Although this estimate is unbiased, the end points (near –(N – 1) and N – 1) suffer from large variance because xcorr computes them using only a few data points. A possible trade-off is to simply divide by N using the 'biased' flag:

xcorr(x,y,'biased')

With this scheme, only the sample of the correlation at zero lag (the Nth output element) is unbiased. This estimate is often more desirable than the unbiased one because it avoids random large variations at the end points of the correlation sequence.

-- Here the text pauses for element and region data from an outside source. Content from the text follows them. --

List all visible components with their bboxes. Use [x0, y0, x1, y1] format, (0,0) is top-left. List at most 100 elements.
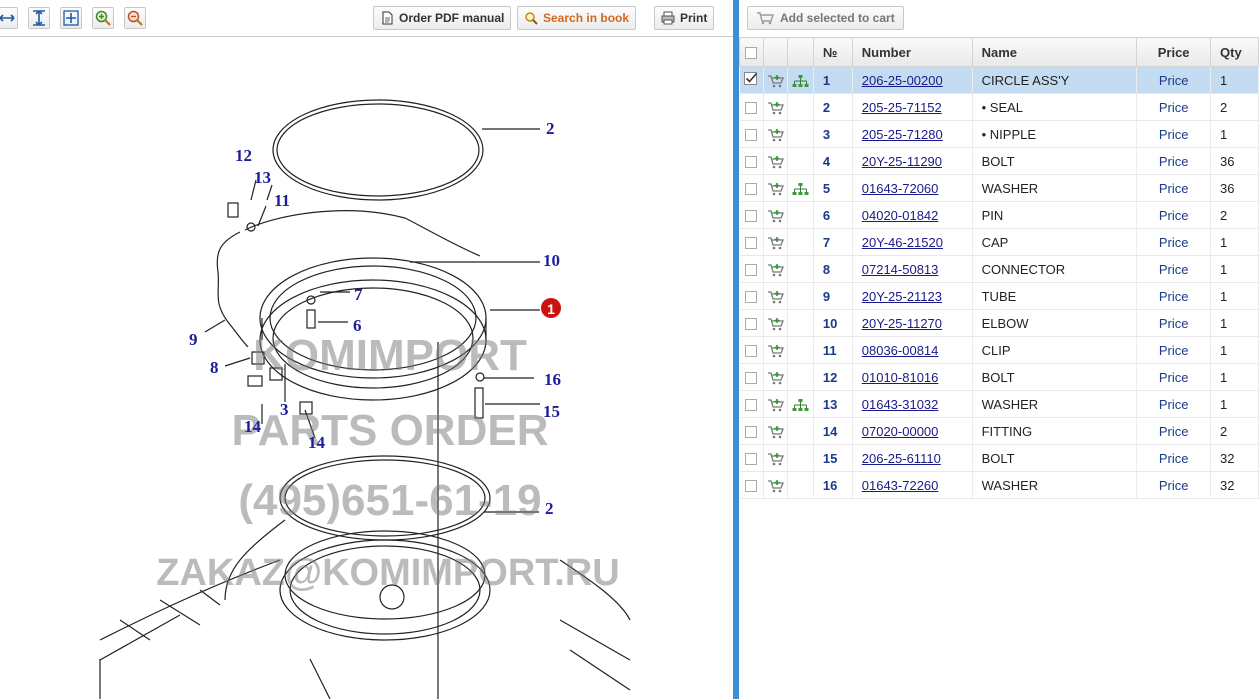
price-link[interactable]: Price — [1136, 282, 1212, 310]
add-to-cart-icon[interactable] — [767, 236, 784, 250]
add-to-cart-cell[interactable] — [763, 120, 788, 148]
price-column-header[interactable]: Price — [1136, 37, 1212, 67]
subassembly-tree-icon[interactable] — [792, 74, 809, 88]
part-number-link[interactable]: 01010-81016 — [862, 370, 939, 385]
callout-label[interactable]: 2 — [545, 499, 554, 518]
qty-column-header[interactable]: Qty — [1210, 37, 1259, 67]
row-checkbox[interactable] — [745, 480, 758, 493]
add-to-cart-icon[interactable] — [767, 290, 784, 304]
price-link[interactable]: Price — [1136, 390, 1212, 418]
callout-label[interactable]: 16 — [544, 370, 561, 389]
price-link[interactable]: Price — [1136, 93, 1212, 121]
add-to-cart-cell[interactable] — [763, 444, 788, 472]
table-row[interactable]: 1 206-25-00200 CIRCLE ASS'Y Price 1 — [739, 66, 1259, 94]
table-row[interactable]: 14 07020-00000 FITTING Price 2 — [739, 417, 1259, 445]
part-number-link[interactable]: 07214-50813 — [862, 262, 939, 277]
part-number-link[interactable]: 01643-72260 — [862, 478, 939, 493]
table-row[interactable]: 7 20Y-46-21520 CAP Price 1 — [739, 228, 1259, 256]
row-checkbox[interactable] — [745, 156, 758, 169]
table-row[interactable]: 6 04020-01842 PIN Price 2 — [739, 201, 1259, 229]
part-number-link[interactable]: 205-25-71280 — [862, 127, 943, 142]
add-to-cart-icon[interactable] — [767, 155, 784, 169]
price-link[interactable]: Price — [1136, 120, 1212, 148]
add-to-cart-icon[interactable] — [767, 371, 784, 385]
order-pdf-button[interactable]: Order PDF manual — [373, 6, 512, 30]
table-row[interactable]: 15 206-25-61110 BOLT Price 32 — [739, 444, 1259, 472]
price-link[interactable]: Price — [1136, 417, 1212, 445]
add-to-cart-icon[interactable] — [767, 128, 784, 142]
tree-cell[interactable] — [787, 174, 814, 202]
callout-label[interactable]: 6 — [353, 316, 362, 335]
part-number-link[interactable]: 20Y-25-11290 — [862, 154, 942, 169]
tree-cell[interactable] — [787, 390, 814, 418]
add-to-cart-icon[interactable] — [767, 479, 784, 493]
print-button[interactable]: Print — [654, 6, 715, 30]
callout-label[interactable]: 12 — [235, 146, 252, 165]
row-checkbox[interactable] — [745, 183, 758, 196]
callout-label[interactable]: 2 — [546, 119, 555, 138]
price-link[interactable]: Price — [1136, 147, 1212, 175]
price-link[interactable]: Price — [1136, 228, 1212, 256]
fit-width-button[interactable] — [0, 7, 18, 29]
part-number-link[interactable]: 04020-01842 — [862, 208, 939, 223]
callout-label[interactable]: 3 — [280, 400, 289, 419]
add-to-cart-icon[interactable] — [767, 452, 784, 466]
callout-label[interactable]: 10 — [543, 251, 560, 270]
price-link[interactable]: Price — [1136, 444, 1212, 472]
table-row[interactable]: 5 01643-72060 WASHER Price 36 — [739, 174, 1259, 202]
main-assembly-marker[interactable]: 1 — [541, 298, 561, 318]
callout-label[interactable]: 14 — [308, 433, 326, 452]
row-select-cell[interactable] — [739, 147, 764, 175]
table-row[interactable]: 4 20Y-25-11290 BOLT Price 36 — [739, 147, 1259, 175]
subassembly-tree-icon[interactable] — [792, 398, 809, 412]
row-select-cell[interactable] — [739, 417, 764, 445]
price-link[interactable]: Price — [1136, 309, 1212, 337]
price-link[interactable]: Price — [1136, 471, 1212, 499]
add-to-cart-cell[interactable] — [763, 282, 788, 310]
number-column-header[interactable]: Number — [851, 37, 973, 67]
row-checkbox[interactable] — [745, 129, 758, 142]
add-to-cart-icon[interactable] — [767, 182, 784, 196]
table-row[interactable]: 12 01010-81016 BOLT Price 1 — [739, 363, 1259, 391]
row-checkbox[interactable] — [745, 291, 758, 304]
row-select-cell[interactable] — [739, 282, 764, 310]
no-column-header[interactable]: № — [812, 37, 853, 67]
add-to-cart-cell[interactable] — [763, 390, 788, 418]
callout-label[interactable]: 11 — [274, 191, 290, 210]
price-link[interactable]: Price — [1136, 174, 1212, 202]
row-select-cell[interactable] — [739, 255, 764, 283]
add-to-cart-cell[interactable] — [763, 309, 788, 337]
row-select-cell[interactable] — [739, 174, 764, 202]
select-all-checkbox[interactable] — [745, 47, 758, 60]
callout-label[interactable]: 7 — [354, 285, 363, 304]
callout-label[interactable]: 9 — [189, 330, 198, 349]
part-number-link[interactable]: 01643-31032 — [862, 397, 939, 412]
add-to-cart-icon[interactable] — [767, 425, 784, 439]
row-select-cell[interactable] — [739, 336, 764, 364]
part-number-link[interactable]: 206-25-00200 — [862, 73, 943, 88]
add-to-cart-icon[interactable] — [767, 263, 784, 277]
name-column-header[interactable]: Name — [971, 37, 1138, 67]
search-in-book-button[interactable]: Search in book — [517, 6, 637, 30]
add-to-cart-cell[interactable] — [763, 255, 788, 283]
add-to-cart-cell[interactable] — [763, 174, 788, 202]
row-checkbox[interactable] — [745, 237, 758, 250]
price-link[interactable]: Price — [1136, 363, 1212, 391]
add-to-cart-cell[interactable] — [763, 471, 788, 499]
table-row[interactable]: 3 205-25-71280 • NIPPLE Price 1 — [739, 120, 1259, 148]
add-to-cart-icon[interactable] — [767, 317, 784, 331]
row-select-cell[interactable] — [739, 471, 764, 499]
add-to-cart-cell[interactable] — [763, 147, 788, 175]
callout-label[interactable]: 8 — [210, 358, 219, 377]
table-row[interactable]: 16 01643-72260 WASHER Price 32 — [739, 471, 1259, 499]
table-row[interactable]: 13 01643-31032 WASHER Price 1 — [739, 390, 1259, 418]
add-to-cart-cell[interactable] — [763, 417, 788, 445]
tree-cell[interactable] — [787, 66, 814, 94]
zoom-in-button[interactable] — [92, 7, 114, 29]
row-select-cell[interactable] — [739, 93, 764, 121]
row-checkbox[interactable] — [745, 453, 758, 466]
add-selected-to-cart-button[interactable]: Add selected to cart — [747, 6, 904, 30]
zoom-out-button[interactable] — [124, 7, 146, 29]
add-to-cart-cell[interactable] — [763, 93, 788, 121]
row-checkbox[interactable] — [745, 426, 758, 439]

xcorr provides one other normalization scheme. The syntax

xcorr(x,y,'coeff')

divides the output by norm(x)*norm(y) so that, for autocorrelations, the sample at zero lag is 1.

Multiple Channels

For a multichannel signal, xcorr and xcov estimate the autocorrelation and cross-correlation and covariance sequences for all of the channels at once. If S is an M-by-N signal matrix representing N channels in its columns, xcorr(S) returns a (2M – 1)-by-N² matrix with the autocorrelations and cross-correlations of the channels of S in its N² columns. If S is a three-channel signal

S = [s1 s2 s3]

then the result of xcorr(S) is organized as

R = [Rs1s1 Rs1s2 Rs1s3 Rs2s1 Rs2s2 Rs2s3 Rs3s1 Rs3s2 Rs3s3]

Two related functions, cov and corrcoef, are available in the standard MATLAB^® environment. They estimate covariance and normalized covariance respectively between the different channels at lag 0 and arrange them in a square matrix.